There’s clearly a new mindset among today’s physicians.
Instead of quietly working double-digit shifts and never-ending exhausting hours, more and more are actively seeking a friendlier work schedule. It’s a trend that is only expected to rise.
In search of an improved quality of life
A study cited by the American College of Physicians found that 44 percent of females and 22 percent of male physicians worked part-time in 2011, almost three times the rate of 2005.
There are several reasons for this shift, including a growing awareness of the problem of burnout and stress among physicians. Another factor is the entrepreneurial spirit of the younger generation; it’s not uncommon for a physician to enjoy clinical practice while launching or partaking in another endeavor within the scope of their medical training. Finally, physicians of both genders are less willing to miss out on their children’s early years.

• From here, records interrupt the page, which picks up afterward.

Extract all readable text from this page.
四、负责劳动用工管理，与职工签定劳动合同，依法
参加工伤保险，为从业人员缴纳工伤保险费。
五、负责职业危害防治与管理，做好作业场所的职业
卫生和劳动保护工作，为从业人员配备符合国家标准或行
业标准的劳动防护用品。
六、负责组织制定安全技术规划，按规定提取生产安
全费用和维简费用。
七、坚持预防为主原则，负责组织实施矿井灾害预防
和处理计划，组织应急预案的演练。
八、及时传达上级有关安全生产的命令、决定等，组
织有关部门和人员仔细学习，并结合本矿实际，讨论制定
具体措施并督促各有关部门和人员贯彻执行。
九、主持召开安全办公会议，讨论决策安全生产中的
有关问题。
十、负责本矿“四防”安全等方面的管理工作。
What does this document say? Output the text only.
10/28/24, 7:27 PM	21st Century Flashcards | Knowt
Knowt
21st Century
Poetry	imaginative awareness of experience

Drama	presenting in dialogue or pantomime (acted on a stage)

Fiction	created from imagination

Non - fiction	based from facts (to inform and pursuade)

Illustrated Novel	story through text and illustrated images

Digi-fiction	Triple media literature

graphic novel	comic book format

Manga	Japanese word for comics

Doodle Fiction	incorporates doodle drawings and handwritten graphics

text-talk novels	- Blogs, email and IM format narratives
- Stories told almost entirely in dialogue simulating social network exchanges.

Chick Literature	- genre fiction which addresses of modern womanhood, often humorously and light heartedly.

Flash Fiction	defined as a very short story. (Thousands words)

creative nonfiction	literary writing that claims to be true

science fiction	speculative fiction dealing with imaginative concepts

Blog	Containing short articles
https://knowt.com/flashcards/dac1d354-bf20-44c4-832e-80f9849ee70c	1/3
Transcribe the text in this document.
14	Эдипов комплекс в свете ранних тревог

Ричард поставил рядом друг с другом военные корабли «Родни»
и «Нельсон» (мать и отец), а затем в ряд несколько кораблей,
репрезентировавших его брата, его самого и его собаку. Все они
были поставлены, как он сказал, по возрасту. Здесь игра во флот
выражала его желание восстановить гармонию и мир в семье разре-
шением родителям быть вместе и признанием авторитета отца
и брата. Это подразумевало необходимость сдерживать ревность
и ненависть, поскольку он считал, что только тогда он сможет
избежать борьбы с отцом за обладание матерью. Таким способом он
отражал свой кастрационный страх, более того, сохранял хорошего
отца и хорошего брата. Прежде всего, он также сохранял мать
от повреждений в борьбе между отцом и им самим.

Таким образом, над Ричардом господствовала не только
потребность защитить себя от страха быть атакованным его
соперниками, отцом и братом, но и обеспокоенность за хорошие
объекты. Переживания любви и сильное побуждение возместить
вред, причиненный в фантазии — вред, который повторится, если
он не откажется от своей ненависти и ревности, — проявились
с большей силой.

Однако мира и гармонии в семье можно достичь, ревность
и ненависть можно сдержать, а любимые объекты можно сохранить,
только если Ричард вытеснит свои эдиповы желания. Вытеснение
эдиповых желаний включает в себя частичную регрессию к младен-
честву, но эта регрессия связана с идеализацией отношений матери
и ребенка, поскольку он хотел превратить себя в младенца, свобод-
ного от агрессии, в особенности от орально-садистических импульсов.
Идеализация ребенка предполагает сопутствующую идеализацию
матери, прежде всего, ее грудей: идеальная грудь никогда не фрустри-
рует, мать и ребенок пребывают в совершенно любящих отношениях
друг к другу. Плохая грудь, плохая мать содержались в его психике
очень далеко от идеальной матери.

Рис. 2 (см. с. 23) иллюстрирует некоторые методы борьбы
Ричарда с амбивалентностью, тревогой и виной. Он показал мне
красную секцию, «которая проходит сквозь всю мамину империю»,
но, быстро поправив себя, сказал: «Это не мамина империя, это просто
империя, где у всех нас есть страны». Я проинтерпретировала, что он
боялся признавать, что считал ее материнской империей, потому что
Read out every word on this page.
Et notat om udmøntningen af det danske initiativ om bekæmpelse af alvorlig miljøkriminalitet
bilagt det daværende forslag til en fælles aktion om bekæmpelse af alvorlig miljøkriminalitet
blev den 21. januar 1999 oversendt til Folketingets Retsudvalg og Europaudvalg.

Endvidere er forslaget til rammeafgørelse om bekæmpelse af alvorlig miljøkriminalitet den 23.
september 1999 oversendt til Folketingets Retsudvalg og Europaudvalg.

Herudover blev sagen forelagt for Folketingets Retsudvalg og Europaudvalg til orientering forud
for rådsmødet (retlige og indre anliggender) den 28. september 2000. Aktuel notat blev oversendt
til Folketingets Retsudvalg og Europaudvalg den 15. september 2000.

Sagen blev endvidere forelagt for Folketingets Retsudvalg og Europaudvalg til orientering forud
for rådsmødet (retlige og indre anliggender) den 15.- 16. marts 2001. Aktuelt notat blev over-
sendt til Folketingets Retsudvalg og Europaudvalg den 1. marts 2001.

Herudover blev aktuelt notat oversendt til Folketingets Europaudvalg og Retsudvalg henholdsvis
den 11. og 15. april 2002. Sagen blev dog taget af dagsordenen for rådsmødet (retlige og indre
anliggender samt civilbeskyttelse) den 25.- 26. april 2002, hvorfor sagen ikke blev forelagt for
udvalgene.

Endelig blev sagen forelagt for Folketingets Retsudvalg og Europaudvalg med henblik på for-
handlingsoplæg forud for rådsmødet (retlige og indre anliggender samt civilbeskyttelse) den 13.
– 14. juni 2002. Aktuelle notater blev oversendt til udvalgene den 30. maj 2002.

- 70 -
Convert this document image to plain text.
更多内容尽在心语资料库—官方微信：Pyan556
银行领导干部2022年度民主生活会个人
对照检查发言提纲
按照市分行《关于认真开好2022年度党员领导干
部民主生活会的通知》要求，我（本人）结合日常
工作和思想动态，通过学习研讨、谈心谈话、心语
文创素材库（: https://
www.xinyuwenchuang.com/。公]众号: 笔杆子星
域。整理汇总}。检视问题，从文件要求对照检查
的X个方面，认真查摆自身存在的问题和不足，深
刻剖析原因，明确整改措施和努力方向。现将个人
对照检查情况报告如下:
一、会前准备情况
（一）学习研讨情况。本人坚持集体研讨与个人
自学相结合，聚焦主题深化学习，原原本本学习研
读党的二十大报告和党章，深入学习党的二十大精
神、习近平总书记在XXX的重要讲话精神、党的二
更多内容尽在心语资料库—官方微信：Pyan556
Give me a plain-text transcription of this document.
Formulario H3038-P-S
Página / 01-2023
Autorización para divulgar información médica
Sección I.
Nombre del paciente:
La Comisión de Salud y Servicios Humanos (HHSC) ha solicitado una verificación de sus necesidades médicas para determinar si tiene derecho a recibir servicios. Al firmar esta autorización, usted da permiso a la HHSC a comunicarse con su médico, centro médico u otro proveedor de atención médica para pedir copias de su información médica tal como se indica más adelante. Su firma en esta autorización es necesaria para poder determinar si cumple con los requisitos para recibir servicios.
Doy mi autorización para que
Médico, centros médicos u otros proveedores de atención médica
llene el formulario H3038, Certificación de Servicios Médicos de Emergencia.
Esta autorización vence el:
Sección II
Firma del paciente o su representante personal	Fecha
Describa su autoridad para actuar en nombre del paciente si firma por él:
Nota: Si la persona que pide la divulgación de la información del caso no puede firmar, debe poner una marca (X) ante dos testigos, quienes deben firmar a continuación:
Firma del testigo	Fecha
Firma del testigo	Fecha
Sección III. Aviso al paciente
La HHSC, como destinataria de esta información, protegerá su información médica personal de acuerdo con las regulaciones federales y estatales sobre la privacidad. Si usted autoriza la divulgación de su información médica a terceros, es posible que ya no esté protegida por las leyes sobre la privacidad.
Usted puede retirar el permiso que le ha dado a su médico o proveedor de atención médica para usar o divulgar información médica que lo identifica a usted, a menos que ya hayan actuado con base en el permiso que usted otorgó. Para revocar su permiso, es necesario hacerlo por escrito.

Recognizing the need to attract and maintain tomorrow’s physicians, employers are becoming more accommodating and flexible. Tapping into that pool of part-time providers can draw a new influx of smart, capable talent - and potentially decrease physician turnover in the long run.
The benefits of flexible scheduling
A shift to shorter shifts isn’t just about satisfying physician’s needs; employers stand a lot to gain as well. One is a potential increase in interested candidates. Females, traditionally the majority of the part-time sector, remain more prominent than males in seeking reduced hours. According to the ACP: "Over 50 percent of medical school entrants today are female. As more women enter residency programs and then go into practice, it is safe to assume that desire for part-time opportunities will continue to
Productivity is also unaffected. The Medical Group Management Association’s Physician Compensation and Productivity Survey shows that "the compensation to gross charges ratio and ambulatory encounters per physician, both measures of relative productivity, is virtually identical for physicians working 40 to 60 percent of full time and those working full time."
Advocates may conclude that a physician working fewer hours will arrive for their shifts better rested, more focused, and remain more compassionate.
Any concerns about gaps in resources and/or supporting staff due to partial shifts can be offset by setting up job-sharing, an arrangement in which two part-time physicians fulfill the role of one full-time physician.
Attracting part-time talent
To attract part-time talent, take care not to treat the position any differently as you would a full-timer. Be sure all the details of the job - benefits, call requirements, shifts, pay - are clear in the description. Consider non-clinical time, such as meetings, paperwork and patient calls, and be careful that the hours don’t snowball once all elements are factored in. When announcing the opening, specifically express it is a search for a part-time worker; don’t ask for a full-timer but express willingness to accept part-time as a concession.
With the landscape of medicine always changing, understanding the needs of tomorrow’s physicians should be first in mind. Supporting new ideas in scheduling can be one way to improve employee retention and secure new talent.